Not all sloughing serves an antifouling function. Epithallial shedding in most corallines is probably simply a means of getting rid of damaged cells whose metabolic function has become impaired. Morton and his students studied sloughing in the South African intertidal coralline alga, Spongites yendoi, a species which sloughs up to 50% of its thickness twice a year. This deep-layer sloughing, which is energetically costly, does not affect seaweed recruitment when herbivores are removed. The surface of these plants is usually kept clean by herbivores, particularly the pear limpet, Patella cochlear. Sloughing in this case is probably a means of eliminating old reproductive structures and grazer-damaged surface cells, and reducing the likelihood of surface penetration by burrowing organisms.

==Relation to humans==
The first coralline alga recognized as a living organism was probably Corallina in the 1st century AD. In 1837, Rodolfo Amando Philippi recognized coralline algae were not animals, and he proposed the two generic names Lithophyllum and Lithothamnion as Lithothamnium.

===Economic importance===
Because of their calcified structure, coralline algae have a number of economic uses.
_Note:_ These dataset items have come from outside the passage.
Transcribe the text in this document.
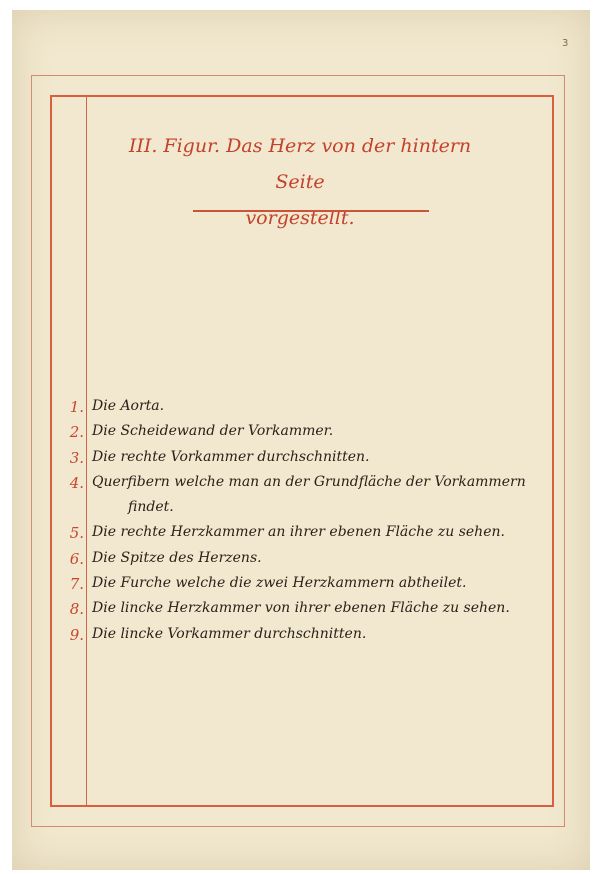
3
III. Figur. Das Herz von der hintern Seite
vorgestellt.
1. Die Aorta.
2. Die Scheidewand der Vorkammer.
3. Die rechte Vorkammer durchschnitten.
4. Querfibern welche man an der Grundfläche der Vorkammern
findet.
5. Die rechte Herzkammer an ihrer ebenen Fläche zu sehen.
6. Die Spitze des Herzens.
7. Die Furche welche die zwei Herzkammern abtheilet.
8. Die lincke Herzkammer von ihrer ebenen Fläche zu sehen.
9. Die lincke Vorkammer durchschnitten.
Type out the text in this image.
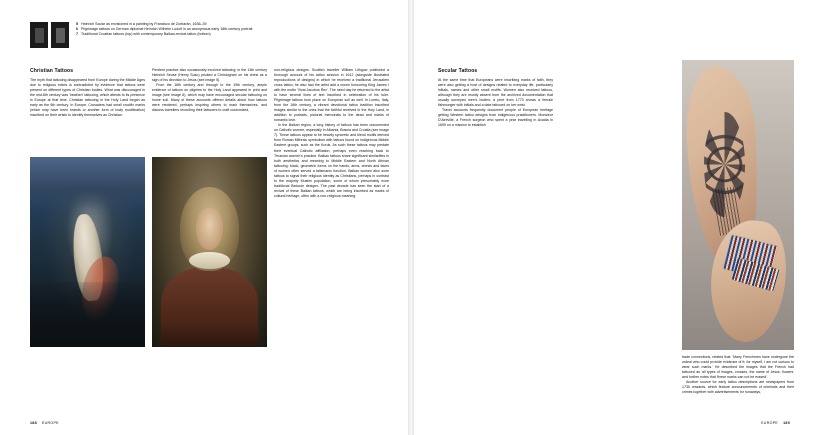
5 Heinrich Scuse as envisioned in a painting by Francisco de Zurbarán, 1636–39
6 Pilgrimage tattoos on German diplomat Heinrich Wilhelm Ludolf in an anonymous early 18th-century portrait
7 Traditional Croatian tattoos (top) with contemporary Balkan-revival tattoo (bottom)
Christian Tattoos

The myth that tattooing disappeared from Europe during the Middle Ages due to religious edicts is contradicted by evidence that tattoos were present on different types of Christian bodies. What was discouraged in the mid-8th century was 'heathen' tattooing, which attests to its presence in Europe at that time. Christian tattooing in the Holy Land began as early as the 6th century. In Europe, Crusaders had small crucifix marks (which may have been brands or another form of body modification) inscribed on their wrists to identify themselves as Christian.

Penitent practice also occasionally involved tattooing; in the 14th century Heinrich Seuse (Henry Suso) pricked a Christogram on his chest as a sign of his devotion to Jesus (see image 5).

From the 16th century and through to the 19th century, ample evidence of tattoos on pilgrims to the Holy Land appeared in print and image (see image 6), which may have encouraged secular tattooing on home soil. Many of these accounts offered details about how tattoos were rendered, perhaps inspiring others to mark themselves, and discuss travellers recruiting their tattooers to craft customized,

non-religious designs. Scottish traveller William Lithgow published a thorough account of his tattoo session in 1612 (alongside illustrated reproductions of designs) in which he received a traditional Jerusalem cross tattoo; he also had the artist add a crown honouring King James I with the motto 'Vivat Jacobus Rex'. The need day he returned to the artist to have several lines of text inscribed in celebration of his ruler. Pilgrimage tattoos took place on European soil as well. In Loreto, Italy, from the 16th century, a vibrant devotional tattoo tradition inscribed images similar to the ones that the faithful received in the Holy Land, in addition to portraits, pictorial memorials to the dead and marks of romantic love.

In the Balkan region, a long history of tattoos has been documented on Catholic women, especially in Albania, Bosnia and Croatia (see image 7). These tattoos appear to be heavily syncretic and blend motifs derived from Roman Mithraic symbolism with tattoos found on indigenous Middle Eastern groups, such as the Kurds. As such these tattoos may predate their eventual Catholic affiliation, perhaps even reaching back to Thracian women's practice. Balkan tattoos share significant similarities in both aesthetics and meaning to Middle Eastern and North African tattooing: black, geometric forms on the hands, arms, chests and faces of women often served a talismanic function. Balkan women also wore tattoos to signal their religious identity as Christians, perhaps in contrast to the majority Muslim population, some of whom presumably wore traditional Bedouin designs. The past decade has seen the start of a revival of these Balkan tattoos, which are being inscribed as marks of cultural heritage, often with a non-religious meaning.

Secular Tattoos

At the same time that Europeans were inscribing marks of faith, they were also getting a host of designs related to everyday life, particularly initials, names and other small motifs. Women also received tattoos, although they are mostly absent from the archived documentation that usually surveyed men's bodies; a print from 1773 shows a female fishmonger with initials and a date tattooed on her wrist.

Travel accounts frequently document people of European heritage getting Western tattoo designs from indigenous practitioners. Monsieur D'Aireville, a French surgeon who spent a year travelling in Acadia in 1699 on a mission to establish

trade connections, related that: 'Many Frenchmen have undergone the ordeal who could provide evidence of it; for myself, I am not curious to wear such marks.' He described the images that the French had tattooed as 'all types of images, crosses, the name of Jesus, flowers' and further notes that 'these marks can not be erased'.

Another source for early tattoo descriptions are newspapers from 1730 onwards, which feature announcements of criminals and their crimes together with advertisements for runaways,

188 EUROPE	EUROPE 189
Harvesting of maërl beds off the coast of Brazil occurs. These beds, spanning several thousand kilometres, contain as-yet undetermined species belonging to the genera Lithothamnion and Lithophyllum.

===Soil conditioning===
The collection of unattached corallines (maërl) for use as soil conditioners dates to the 18th century. This is particularly significant in Britain and France, where more than 300000 t of Phymatolithon calcareum (Pallas, Adey & McKinnin) and Lithothamnion corallioides are dredged annually.

===Medicine and food===
The earliest use of corallines in medicine involved the preparation of a vermifuge from ground geniculate corallines of the genera Corallina and Jania. This use stopped towards the end of the 18th century. Medical science now uses corallines in the preparation of dental implants, where cell fusion provides the matrix for the regeneration of bone tissue.

Maërl is also used as a food additive for cattle and pigs, as well as in the filtration of acidic drinking water.

===Aquaria===
As a component of live rock sold in the marine aquarium trade, and a part of reef health, coralline algae are desired in home aquariums for their aesthetic qualities, and ostensible benefit to the tank ecosystem.